Ainsi donc, ils ont osé se lancer dans cette aventure, noter son médecin sur Internet. Il est évident qu’Internet permet la transgression d’une règle qui voulait jusqu’ici que le respect dû au médecin interdise de porter un jugement public sur la perception que le malade avait de ses compétences.
Ceci dit, la reconnaissance du droit des malades, si difficilement acquise, permet de faire valoir le point de vue de la personne malade. Sortir de la relation infantilisante qui caractérise encore trop souvent la relation médecin malade ne nous fâchera pas. Nous sommes même persuadés que c’est une chance pour la médecine de pouvoir nourrir sa pratique de l’expertise des personnes malades.
Mais noter son médecin est chose ambiguë. Si l’on n’est pas content on peut le juger sévèrement, mais c’est la traduction d’un point de vue subjectif. Puis il y aura le jugement inverse de celui qui trouve ce même praticien excellent. La liberté de choix de son médecin permet de choisir, pour la médecine générale, un médecin avec lequel on s’entend bien. Certes, la difficulté d’accès aux soins diminue dangereusement cette liberté et la médecine spécialisée assume une lourde responsabilité en limitant l’accès à certains médecins par la pratique des dépassements d’honoraires.

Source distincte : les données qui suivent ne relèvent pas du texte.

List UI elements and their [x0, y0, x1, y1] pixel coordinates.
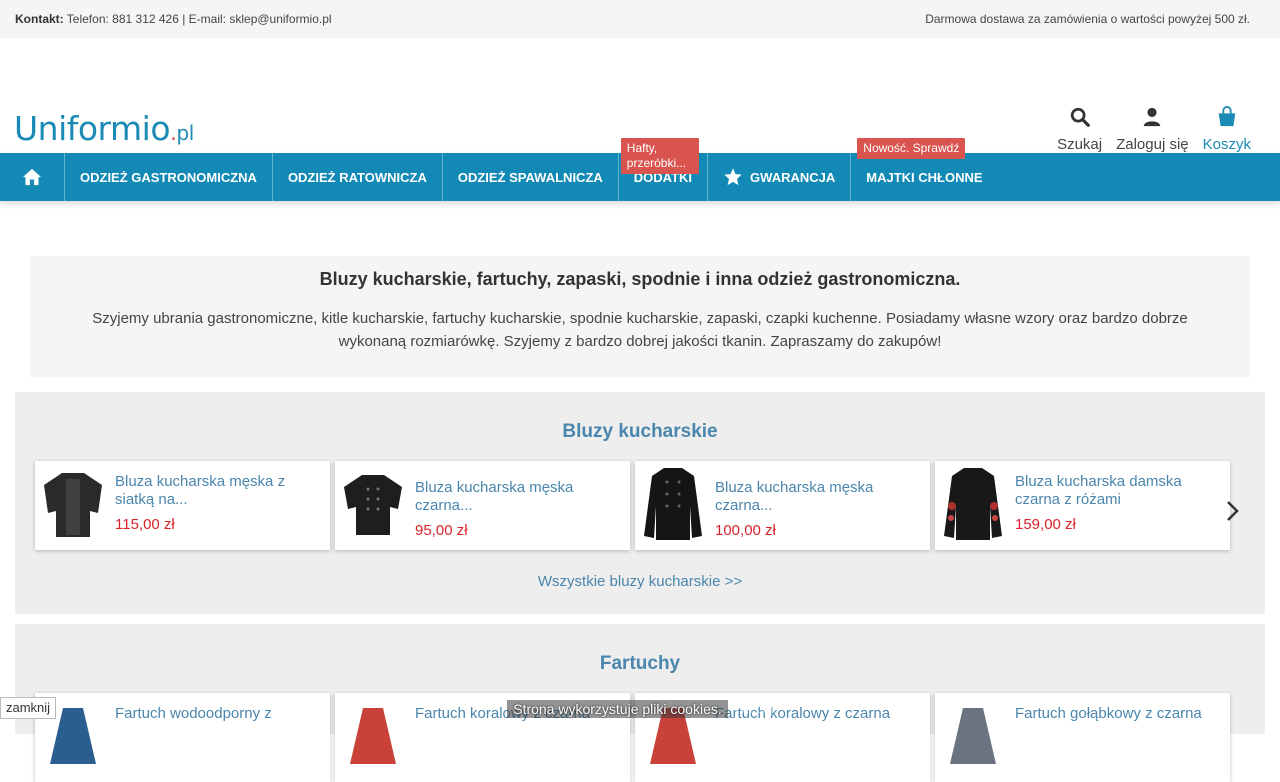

Le corps professionnel des médecins et sa presse spécialisée s’offusquent de cette initiative de notation de son médecin, comme si cette dérive affligeante, permise par Internet, risquait de conduire à une « inquisition ». Cela ressemble de plus en plus à l’arroseur arrosé. La médecine officielle, celle des institutions qui en définissent le contenu, défend l’évaluation, comme une règle d’or de la qualité des soins. La frénésie des recommandations, des référentiels, des conduites à tenir, des consensus, des avis d’experts conduit à tout normaliser. Il faut rendre compte de la manière dont on va suivre non pas tel ou tel malade mais la maladie que celui-ci endure. Il faut décortiquer chaque attitude pour analyser, au regard de la rentabilité et du respect de ces règles de bonnes conduites, le comportement du médecin, en faisant fi de la relation humaine, justement celle qui ne peut pas se décliner dans les référentiels.
Nous sommes ainsi entraînés dans la spirale du tout normatif. Il est alors logique, qu’au regard de cette dérive, certains pensent que cela permette de noter objectivement un professionnel du soin. L’évaluation des pratiques professionnelles rendue obligatoire ne conduit-elle pas à ce genre de dérive ?
Si la notation des médecins sur Internet est une aberration, l’évolution de la médecine qui se déshumanise n’a pas fini d’avoir affaire à ce type d’initiative.